Tuesday, February 12, 2013

The Long Road

I was in my youth a terrible procrastinator, putting off everything from making beds to writing papers. Only rather recently did I learn to plan ahead and work on projects over time. That my own change of habit seems to have coincided with Pope Benedict XVI's Pontificate is surely coincidental, but not without meaning.

You see my own discovery was not one of utility or efficiency. I didn't learn to take the long path for the purpose of doing better work, although that would have been sensible. Instead I came to realize that I neither enjoyed nor came to a full understanding of the task when I pressed it out in an afternoon. Where once I had pride in my ability to work with little time, I grew to feel cheated. I could finish work and well, but I never lived with ideas until I learned to make a joy and journey of them.

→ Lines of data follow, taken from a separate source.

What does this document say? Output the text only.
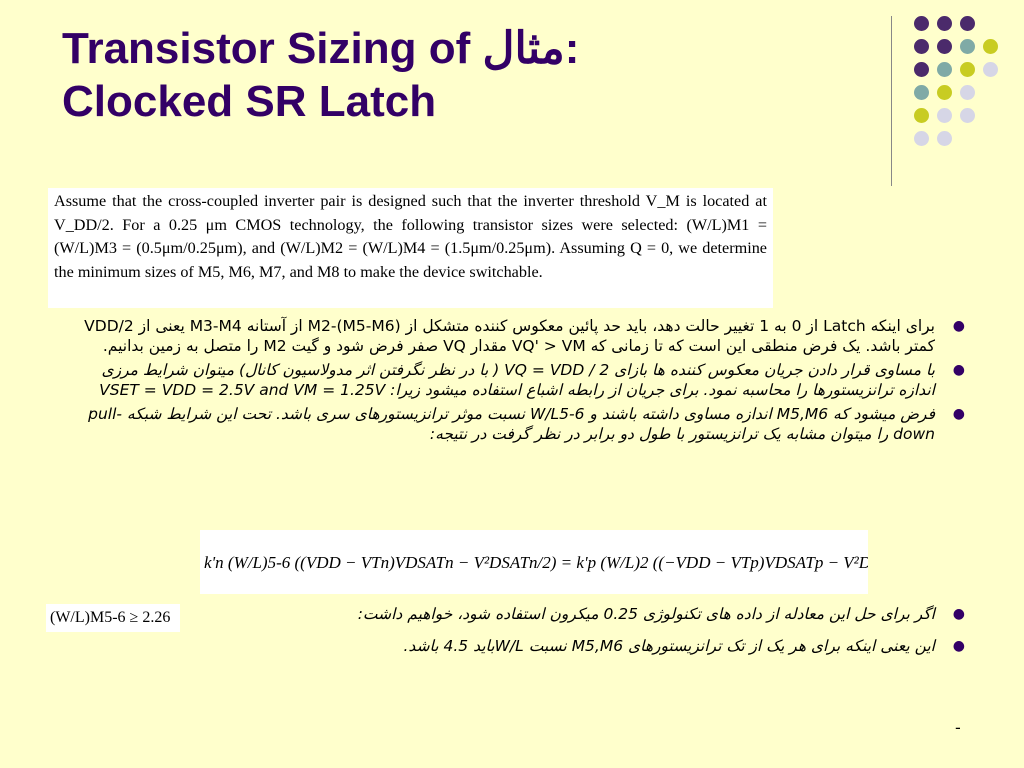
Transistor Sizing of :مثال
Clocked SR Latch
Assume that the cross-coupled inverter pair is designed such that the inverter threshold V_M is located at V_DD/2. For a 0.25 μm CMOS technology, the following transistor sizes were selected: (W/L)M1 = (W/L)M3 = (0.5μm/0.25μm), and (W/L)M2 = (W/L)M4 = (1.5μm/0.25μm). Assuming Q = 0, we determine the minimum sizes of M5, M6, M7, and M8 to make the device switchable.
●
برای اینکه Latch از 0 به 1 تغییر حالت دهد، باید حد پائین معکوس کننده متشکل از (M5-M6)-M2 از آستانه M3-M4 یعنی از VDD/2 کمتر باشد. یک فرض منطقی این است که تا زمانی که VQ' > VM مقدار VQ صفر فرض شود و گیت M2 را متصل به زمین بدانیم.
●
با مساوی قرار دادن جریان معکوس کننده ها بازای VQ = VDD / 2 ( با در نظر نگرفتن اثر مدولاسیون کانال) میتوان شرایط مرزی اندازه ترانزیستورها را محاسبه نمود. برای جریان از رابطه اشباع استفاده میشود زیرا: VSET = VDD = 2.5V and VM = 1.25V
●
فرض میشود که M5,M6 اندازه مساوی داشته باشند و W/L5-6 نسبت موثر ترانزیستورهای سری باشد. تحت این شرایط شبکه pull-down را میتوان مشابه یک ترانزیستور با طول دو برابر در نظر گرفت در نتیجه:
●
اگر برای حل این معادله از داده های تکنولوژی 0.25 میکرون استفاده شود، خواهیم داشت:
●
این یعنی اینکه برای هر یک از تک ترانزیستورهای M5,M6 نسبت W/Lباید 4.5 باشد.
k'n (W/L)5-6 ((VDD − VTn)VDSATn − V²DSATn/2) = k'p (W/L)2 ((−VDD − VTp)VDSATp − V²DSATp/2)
(W/L)M5-6 ≥ 2.26
-
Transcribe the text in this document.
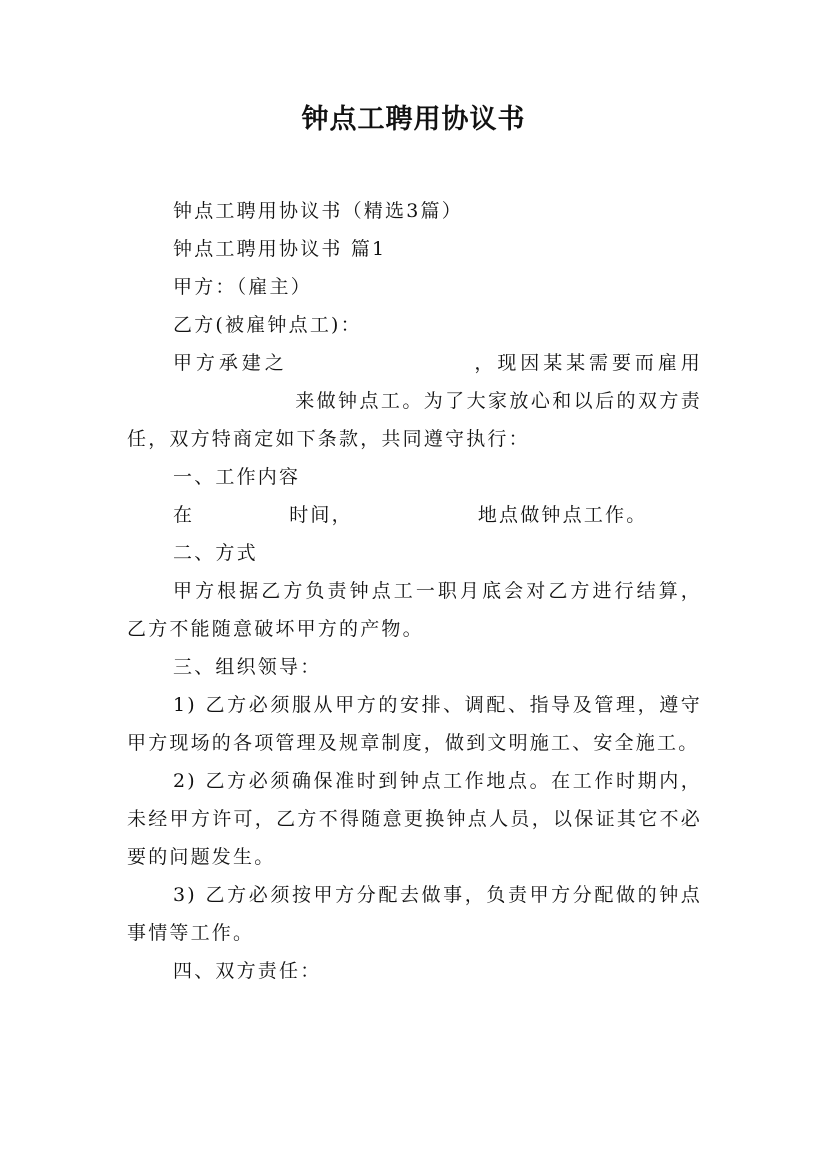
钟点工聘用协议书

钟点工聘用协议书（精选3篇）

钟点工聘用协议书 篇1

甲方：（雇主）

乙方(被雇钟点工)：

甲方承建之	，现因某某需要而雇用来做钟点工。为了大家放心和以后的双方责任，双方特商定如下条款，共同遵守执行：

一、工作内容

在	时间，	地点做钟点工作。

二、方式

甲方根据乙方负责钟点工一职月底会对乙方进行结算，乙方不能随意破坏甲方的产物。

三、组织领导：

1) 乙方必须服从甲方的安排、调配、指导及管理，遵守甲方现场的各项管理及规章制度，做到文明施工、安全施工。

2) 乙方必须确保准时到钟点工作地点。在工作时期内，未经甲方许可，乙方不得随意更换钟点人员，以保证其它不必要的问题发生。

3) 乙方必须按甲方分配去做事，负责甲方分配做的钟点事情等工作。

四、双方责任：
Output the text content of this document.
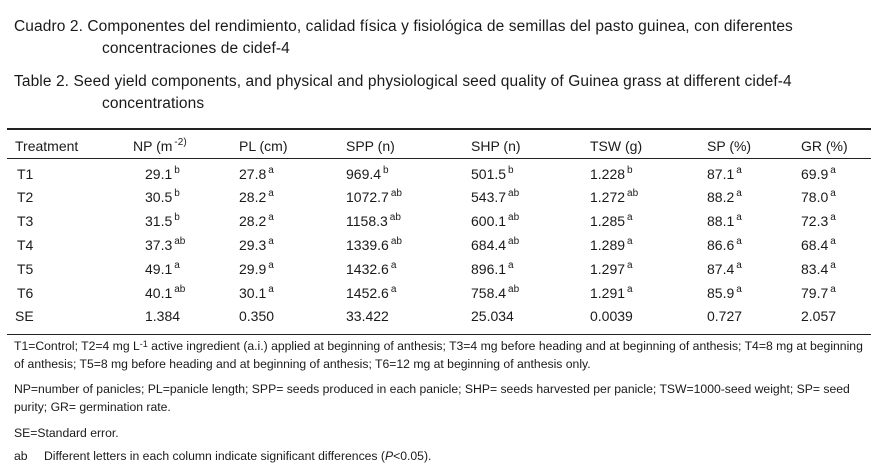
Cuadro 2. Componentes del rendimiento, calidad física y fisiológica de semillas del pasto guinea, con diferentes
concentraciones de cidef-4
Table 2. Seed yield components, and physical and physiological seed quality of Guinea grass at different cidef-4
concentrations
Treatment	NP (m $^{-2)}$	PL (cm)	SPP (n)	SHP (n)	TSW (g)	SP (%)	GR (%)
T1	29.1 $^b$	27.8 $^a$	969.4 $^b$	501.5 $^b$	1.228 $^b$	87.1 $^a$	69.9 $^a$
T2	30.5 $^b$	28.2 $^a$	1072.7 $^{ab}$	543.7 $^{ab}$	1.272 $^{ab}$	88.2 $^a$	78.0 $^a$
T3	31.5 $^b$	28.2 $^a$	1158.3 $^{ab}$	600.1 $^{ab}$	1.285 $^a$	88.1 $^a$	72.3 $^a$
T4	37.3 $^{ab}$	29.3 $^a$	1339.6 $^{ab}$	684.4 $^{ab}$	1.289 $^a$	86.6 $^a$	68.4 $^a$
T5	49.1 $^a$	29.9 $^a$	1432.6 $^a$	896.1 $^a$	1.297 $^a$	87.4 $^a$	83.4 $^a$
T6	40.1 $^{ab}$	30.1 $^a$	1452.6 $^a$	758.4 $^{ab}$	1.291 $^a$	85.9 $^a$	79.7 $^a$
SE	1.384	0.350	33.422	25.034	0.0039	0.727	2.057
T1=Control; T2=4 mg $L^{-1}$ active ingredient (a.i.) applied at beginning of anthesis; T3=4 mg before heading and at beginning of anthesis; T4=8 mg at beginning of anthesis; T5=8 mg before heading and at beginning of anthesis; T6=12 mg at beginning of anthesis only.
NP=number of panicles; PL=panicle length; SPP= seeds produced in each panicle; SHP= seeds harvested per panicle; TSW=1000-seed weight; SP= seed purity; GR= germination rate.
SE=Standard error.
ab Different letters in each column indicate significant differences (P<0.05).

I see in many ways a similar path and love in the Pontificate of Pope Benedict. What could result in the short run, I asked at the time, from Summorum Pontificum? (Much, but still more in time.) Of Anglicanorum Coetibus? (Much, but. . .) Yet theirs is not the path of revolution or reactionary restoration, but of building the good, slowly over time. It is the work not of monument building but of cultivation, and cultivation must be done over time for it consists not in conversion by intimidation or legislation but by inspiration, inspiration at the highest level by the mass, and at the human level by the serene, joyful, and abiding spirit of His Holiness.

The confidence he gave to those in sympathy with his spirit, Catholic in every way and open to all truth and love and beauty, will be seen not in any one, grand gesture, but bear fruit in good lives and beautiful things. To have had as Pope such a kindred, though far excelling, spirit as Benedict is to have been validated as an intellectual and scholar, as a man and humanist, and excited as a Catholic.